FIG. 3(A) shows the relationship between the displacement X of the object to be measured 13 and the brightness of the interference light. Further, FIG. 3(b) shows the relationship between the displacement and the voltage applied to the electric wire 7. Position iX of the origin of the object to be measured 13. Suppose that the optical path difference is at point a at this time. When the device in the first section operates in this state, a voltage of -E0 is applied to the electric flexure element 7 as shown by the solid line in Figure 3 (B), and as shown in Figure 3 (A).
Balance at point b. From this state, if the displacement X of the object to be measured 13 increases and reaches Xl, then the electric wire 7
As shown in FIG. 3 (b), the voltage applied to the awn changes depending on the amount of displacement. At this time, if the soft voltage of the voltage comparison circuit 19 is set to 1, the output voltage of the voltage comparison circuit 19 is always 0, but becomes 1 when the output voltage of the low-pass filter 18 reaches E. , OR circuit 2
An electronic switch 23 is operated via 2. As a result, the output voltage of the DC amplifier 24 becomes 0, and 0 as shown in FIG.
balance on points. When the displacement X further increases, balance is achieved at point d in the same way, and when the displacement becomes X, a voltage of E is applied to the electric skew element 7, resulting in balance at point d.

Therefore, the origin position X of the object to be measured 13.

The displacement X from to X can be measured as follows. The output voltage of the voltage comparator circuit 9 is the object to be measured 13
Since it changes from 0 to 1 every time the needle is displaced by λ/2, this is counted by the up/down cuff/ter 21, and the result of the number of stitches is multiplied by λ/2. A case where the displacement X changes in a decreasing direction from the position fC will be described.

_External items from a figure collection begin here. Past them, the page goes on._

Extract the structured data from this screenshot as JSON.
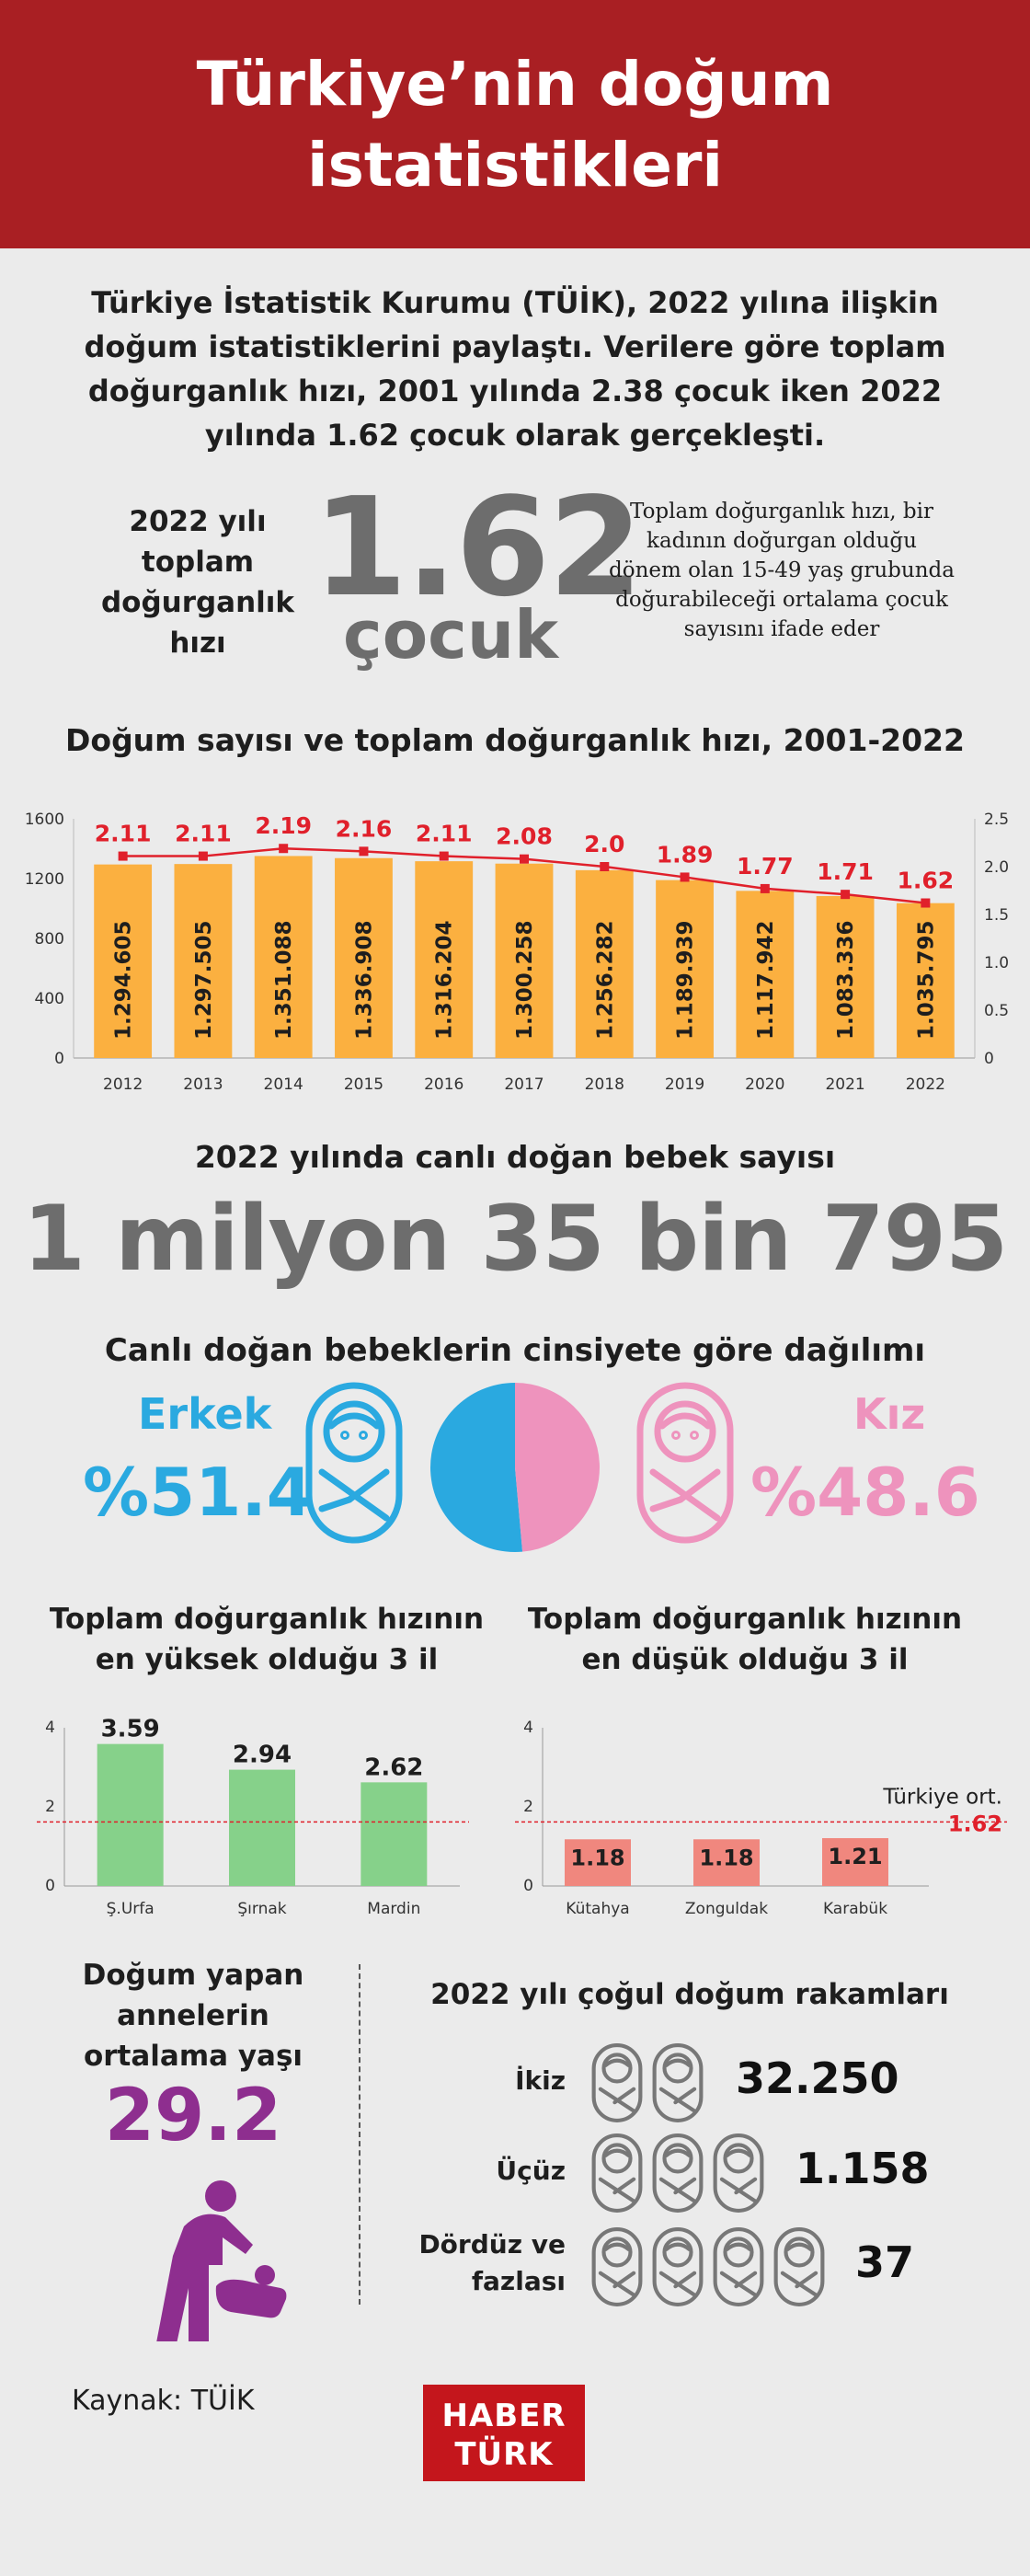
{
  "title": "Türkiye’nin doğum istatistikleri",
  "intro": "Türkiye İstatistik Kurumu (TÜİK), 2022 yılına ilişkin doğum istatistiklerini paylaştı. Verilere göre toplam doğurganlık hızı, 2001 yılında 2.38 çocuk iken 2022 yılında 1.62 çocuk olarak gerçekleşti.",
  "tfr": {
    "label": "2022 yılı toplam doğurganlık hızı",
    "value": "1.62",
    "unit": "çocuk",
    "description": "Toplam doğurganlık hızı, bir kadının doğurgan olduğu dönem olan 15-49 yaş grubunda doğurabileceği ortalama çocuk sayısını ifade eder"
  },
  "colors": {
    "header": "#a91f23",
    "bar": "#fbb040",
    "line": "#e0202b",
    "male": "#2aa9e0",
    "female": "#ee93bd",
    "high_bar": "#86d18a",
    "low_bar": "#f0877e",
    "mother": "#8e2e8f",
    "gray_value": "#6d6d6d"
  },
  "chart_data": [
    {
      "type": "bar",
      "title": "Doğum sayısı ve toplam doğurganlık hızı, 2001-2022",
      "categories": [
        "2012",
        "2013",
        "2014",
        "2015",
        "2016",
        "2017",
        "2018",
        "2019",
        "2020",
        "2021",
        "2022"
      ],
      "series": [
        {
          "values": [
            1294605,
            1297505,
            1351088,
            1336908,
            1316204,
            1300258,
            1256282,
            1189939,
            1117942,
            1083336,
            1035795
          ],
          "labels": [
            "1.294.605",
            "1.297.505",
            "1.351.088",
            "1.336.908",
            "1.316.204",
            "1.300.258",
            "1.256.282",
            "1.189.939",
            "1.117.942",
            "1.083.336",
            "1.035.795"
          ]
        },
        {
          "values": [
            2.11,
            2.11,
            2.19,
            2.16,
            2.11,
            2.08,
            2.0,
            1.89,
            1.77,
            1.71,
            1.62
          ],
          "labels": [
            "2.11",
            "2.11",
            "2.19",
            "2.16",
            "2.11",
            "2.08",
            "2.0",
            "1.89",
            "1.77",
            "1.71",
            "1.62"
          ]
        }
      ],
      "left_axis": {
        "ticks": [
          "0",
          "400",
          "800",
          "1200",
          "1600"
        ],
        "range_thousands": [
          0,
          1600
        ]
      },
      "right_axis": {
        "ticks": [
          "0",
          "0.5",
          "1.0",
          "1.5",
          "2.0",
          "2.5"
        ],
        "range": [
          0,
          2.5
        ]
      }
    },
    {
      "type": "bar",
      "title": "Toplam doğurganlık hızının en yüksek olduğu 3 il",
      "categories": [
        "Ş.Urfa",
        "Şırnak",
        "Mardin"
      ],
      "values": [
        3.59,
        2.94,
        2.62
      ],
      "labels": [
        "3.59",
        "2.94",
        "2.62"
      ],
      "ylim": [
        0,
        4
      ],
      "ticks": [
        "0",
        "2",
        "4"
      ],
      "reference": 1.62
    },
    {
      "type": "bar",
      "title": "Toplam doğurganlık hızının en düşük olduğu 3 il",
      "categories": [
        "Kütahya",
        "Zonguldak",
        "Karabük"
      ],
      "values": [
        1.18,
        1.18,
        1.21
      ],
      "labels": [
        "1.18",
        "1.18",
        "1.21"
      ],
      "ylim": [
        0,
        4
      ],
      "ticks": [
        "0",
        "2",
        "4"
      ],
      "reference": 1.62,
      "reference_label": "Türkiye ort.",
      "reference_value_label": "1.62"
    },
    {
      "type": "pie",
      "title": "Canlı doğan bebeklerin cinsiyete göre dağılımı",
      "categories": [
        "Erkek",
        "Kız"
      ],
      "values": [
        51.4,
        48.6
      ]
    }
  ],
  "births": {
    "label": "2022 yılında canlı doğan bebek sayısı",
    "value": "1 milyon 35 bin 795"
  },
  "gender": {
    "male_label": "Erkek",
    "male_pct": "%51.4",
    "female_label": "Kız",
    "female_pct": "%48.6"
  },
  "high_title": "Toplam doğurganlık hızının en yüksek olduğu 3 il",
  "low_title": "Toplam doğurganlık hızının en düşük olduğu 3 il",
  "mother": {
    "title": "Doğum yapan annelerin ortalama yaşı",
    "value": "29.2"
  },
  "multi": {
    "title": "2022 yılı çoğul doğum rakamları",
    "rows": [
      {
        "label": "İkiz",
        "value": "32.250",
        "icons": 2
      },
      {
        "label": "Üçüz",
        "value": "1.158",
        "icons": 3
      },
      {
        "label": "Dördüz ve fazlası",
        "value": "37",
        "icons": 4
      }
    ]
  },
  "source": "Kaynak: TÜİK",
  "logo": {
    "top": "HABER",
    "bottom": "TÜRK"
  }
}
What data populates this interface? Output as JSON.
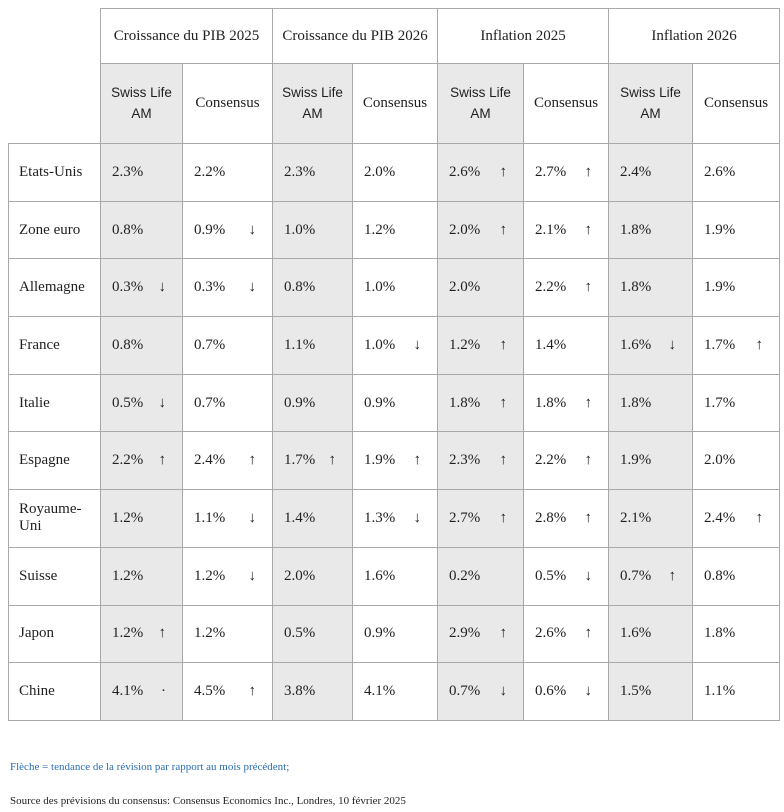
{
  "table": {
    "group_headers": [
      "Croissance du PIB 2025",
      "Croissance du PIB 2026",
      "Inflation 2025",
      "Inflation 2026"
    ],
    "sub_headers": [
      "Swiss Life AM",
      "Consensus",
      "Swiss Life AM",
      "Consensus",
      "Swiss Life AM",
      "Consensus",
      "Swiss Life AM",
      "Consensus"
    ],
    "rows": [
      {
        "country": "Etats-Unis",
        "cells": [
          {
            "v": "2.3%",
            "a": ""
          },
          {
            "v": "2.2%",
            "a": ""
          },
          {
            "v": "2.3%",
            "a": ""
          },
          {
            "v": "2.0%",
            "a": ""
          },
          {
            "v": "2.6%",
            "a": "↑"
          },
          {
            "v": "2.7%",
            "a": "↑"
          },
          {
            "v": "2.4%",
            "a": ""
          },
          {
            "v": "2.6%",
            "a": ""
          }
        ]
      },
      {
        "country": "Zone euro",
        "cells": [
          {
            "v": "0.8%",
            "a": ""
          },
          {
            "v": "0.9%",
            "a": "↓"
          },
          {
            "v": "1.0%",
            "a": ""
          },
          {
            "v": "1.2%",
            "a": ""
          },
          {
            "v": "2.0%",
            "a": "↑"
          },
          {
            "v": "2.1%",
            "a": "↑"
          },
          {
            "v": "1.8%",
            "a": ""
          },
          {
            "v": "1.9%",
            "a": ""
          }
        ]
      },
      {
        "country": "Allemagne",
        "cells": [
          {
            "v": "0.3%",
            "a": "↓"
          },
          {
            "v": "0.3%",
            "a": "↓"
          },
          {
            "v": "0.8%",
            "a": ""
          },
          {
            "v": "1.0%",
            "a": ""
          },
          {
            "v": "2.0%",
            "a": ""
          },
          {
            "v": "2.2%",
            "a": "↑"
          },
          {
            "v": "1.8%",
            "a": ""
          },
          {
            "v": "1.9%",
            "a": ""
          }
        ]
      },
      {
        "country": "France",
        "cells": [
          {
            "v": "0.8%",
            "a": ""
          },
          {
            "v": "0.7%",
            "a": ""
          },
          {
            "v": "1.1%",
            "a": ""
          },
          {
            "v": "1.0%",
            "a": "↓"
          },
          {
            "v": "1.2%",
            "a": "↑"
          },
          {
            "v": "1.4%",
            "a": ""
          },
          {
            "v": "1.6%",
            "a": "↓"
          },
          {
            "v": "1.7%",
            "a": "↑"
          }
        ]
      },
      {
        "country": "Italie",
        "cells": [
          {
            "v": "0.5%",
            "a": "↓"
          },
          {
            "v": "0.7%",
            "a": ""
          },
          {
            "v": "0.9%",
            "a": ""
          },
          {
            "v": "0.9%",
            "a": ""
          },
          {
            "v": "1.8%",
            "a": "↑"
          },
          {
            "v": "1.8%",
            "a": "↑"
          },
          {
            "v": "1.8%",
            "a": ""
          },
          {
            "v": "1.7%",
            "a": ""
          }
        ]
      },
      {
        "country": "Espagne",
        "cells": [
          {
            "v": "2.2%",
            "a": "↑"
          },
          {
            "v": "2.4%",
            "a": "↑"
          },
          {
            "v": "1.7%",
            "a": "↑"
          },
          {
            "v": "1.9%",
            "a": "↑"
          },
          {
            "v": "2.3%",
            "a": "↑"
          },
          {
            "v": "2.2%",
            "a": "↑"
          },
          {
            "v": "1.9%",
            "a": ""
          },
          {
            "v": "2.0%",
            "a": ""
          }
        ]
      },
      {
        "country": "Royaume-Uni",
        "cells": [
          {
            "v": "1.2%",
            "a": ""
          },
          {
            "v": "1.1%",
            "a": "↓"
          },
          {
            "v": "1.4%",
            "a": ""
          },
          {
            "v": "1.3%",
            "a": "↓"
          },
          {
            "v": "2.7%",
            "a": "↑"
          },
          {
            "v": "2.8%",
            "a": "↑"
          },
          {
            "v": "2.1%",
            "a": ""
          },
          {
            "v": "2.4%",
            "a": "↑"
          }
        ]
      },
      {
        "country": "Suisse",
        "cells": [
          {
            "v": "1.2%",
            "a": ""
          },
          {
            "v": "1.2%",
            "a": "↓"
          },
          {
            "v": "2.0%",
            "a": ""
          },
          {
            "v": "1.6%",
            "a": ""
          },
          {
            "v": "0.2%",
            "a": ""
          },
          {
            "v": "0.5%",
            "a": "↓"
          },
          {
            "v": "0.7%",
            "a": "↑"
          },
          {
            "v": "0.8%",
            "a": ""
          }
        ]
      },
      {
        "country": "Japon",
        "cells": [
          {
            "v": "1.2%",
            "a": "↑"
          },
          {
            "v": "1.2%",
            "a": ""
          },
          {
            "v": "0.5%",
            "a": ""
          },
          {
            "v": "0.9%",
            "a": ""
          },
          {
            "v": "2.9%",
            "a": "↑"
          },
          {
            "v": "2.6%",
            "a": "↑"
          },
          {
            "v": "1.6%",
            "a": ""
          },
          {
            "v": "1.8%",
            "a": ""
          }
        ]
      },
      {
        "country": "Chine",
        "cells": [
          {
            "v": "4.1%",
            "a": "·"
          },
          {
            "v": "4.5%",
            "a": "↑"
          },
          {
            "v": "3.8%",
            "a": ""
          },
          {
            "v": "4.1%",
            "a": ""
          },
          {
            "v": "0.7%",
            "a": "↓"
          },
          {
            "v": "0.6%",
            "a": "↓"
          },
          {
            "v": "1.5%",
            "a": ""
          },
          {
            "v": "1.1%",
            "a": ""
          }
        ]
      }
    ]
  },
  "footer": {
    "note": "Flèche = tendance de la révision par rapport au mois précédent;",
    "source": "Source des prévisions du consensus: Consensus Economics Inc., Londres, 10 février 2025"
  },
  "colors": {
    "swiss_cell_bg": "#e9e9e9",
    "border": "#a9a9a9",
    "note_blue": "#2a6db5",
    "text": "#1f1f1f"
  }
}
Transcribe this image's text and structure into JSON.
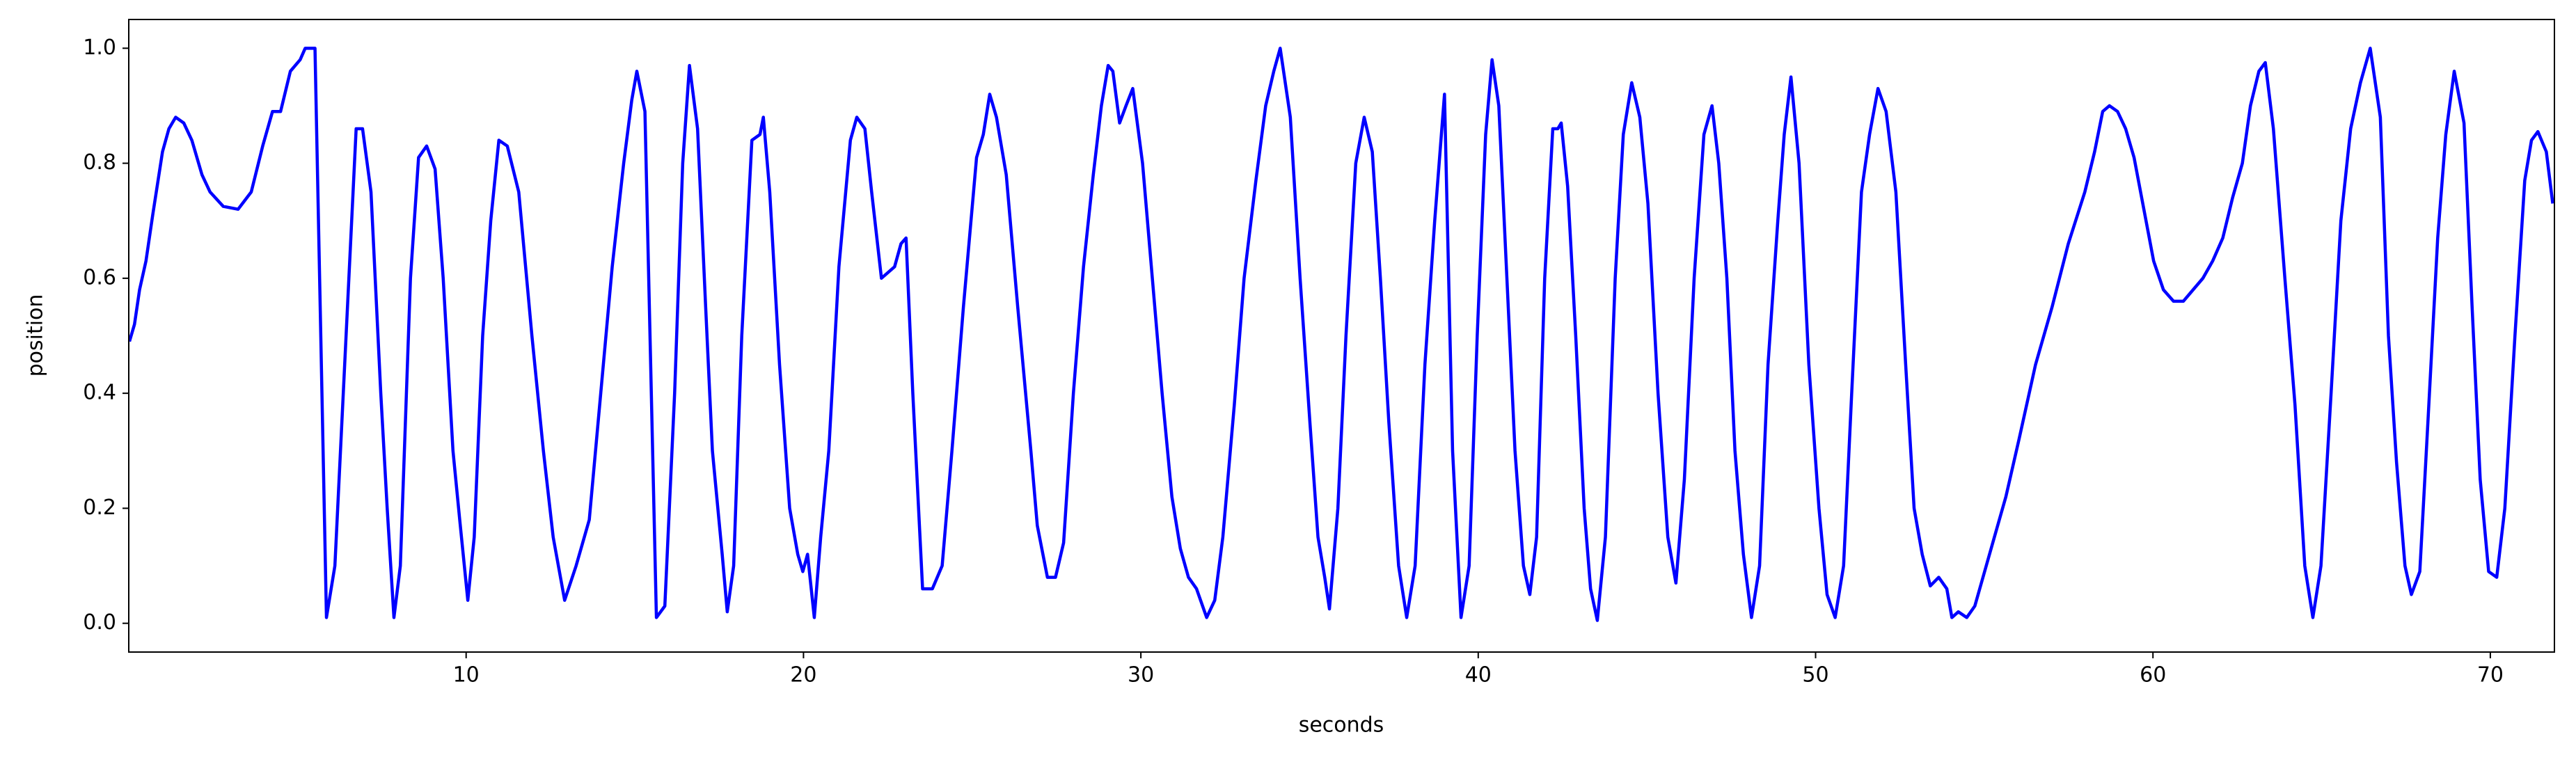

(9) In this case, a voltage of -Eo is applied to the balance element 7 in advance, and the voltage is balanced at point b. From this state, the displacement
Assuming that the object to be measured 13 is displaced in the direction in which
A negative voltage is applied to the voltage distortion element 7 as shown in FIG. 3(b). If the specific soft voltage ' of the voltage comparator circuit 2o is set to -E, the output voltage of the voltage comparator circuit 20 always changes from 0 to 1 and is balanced at point b'. Therefore, the amount of displacement of the output voltage of the voltage comparison circuit 20 to the up/down column XI' can be determined.

According to the measurement of the present invention, it is possible to measure not only small displacements but also large displacements. *It becomes possible to measure degrees.

[Brief explanation of the drawing]

FIG. 1 is a principle diagram showing the optical displacement measurement method of the present invention;
Figure 2 (a), (b), C → and Figure 3 (a), (0
) is a diagram for explaining the operating principle of the method of the present invention. 1...Nuza oscillator, 3...Polarizing beam splitter, 7.8...Military beam splitter, 12...Light 1 conversion element,
13 (10) ... Object to be measured, 21 ... Up-down counter,
23...Electronic switch. Thatch 2 fig.

Claims (1)

[Claims] In a method of measuring the displacement of an object to be measured by irradiating the reference object and the object to be measured with light and combining the respective reflected lights, the displacement of the object to be measured is measured using interference. A regulator that makes the optical path length fully variable is installed in the middle of the optical path, and the brightness of the interference light generated due to the optical path difference is detected.
The detected signal controls the adjuster so that the brightness of the interference light is always at the maximum or minimum, and when the control amount of the adjuster exceeds a certain value, the adjuster is returned to its original state. A displacement method characterized in that the number of times the amount exceeds a certain value is counted, and the controlled amount within the certain value is measured.≠4 The amount of displacement of the object to be measured is measured from the composite value of both. optical measurement method.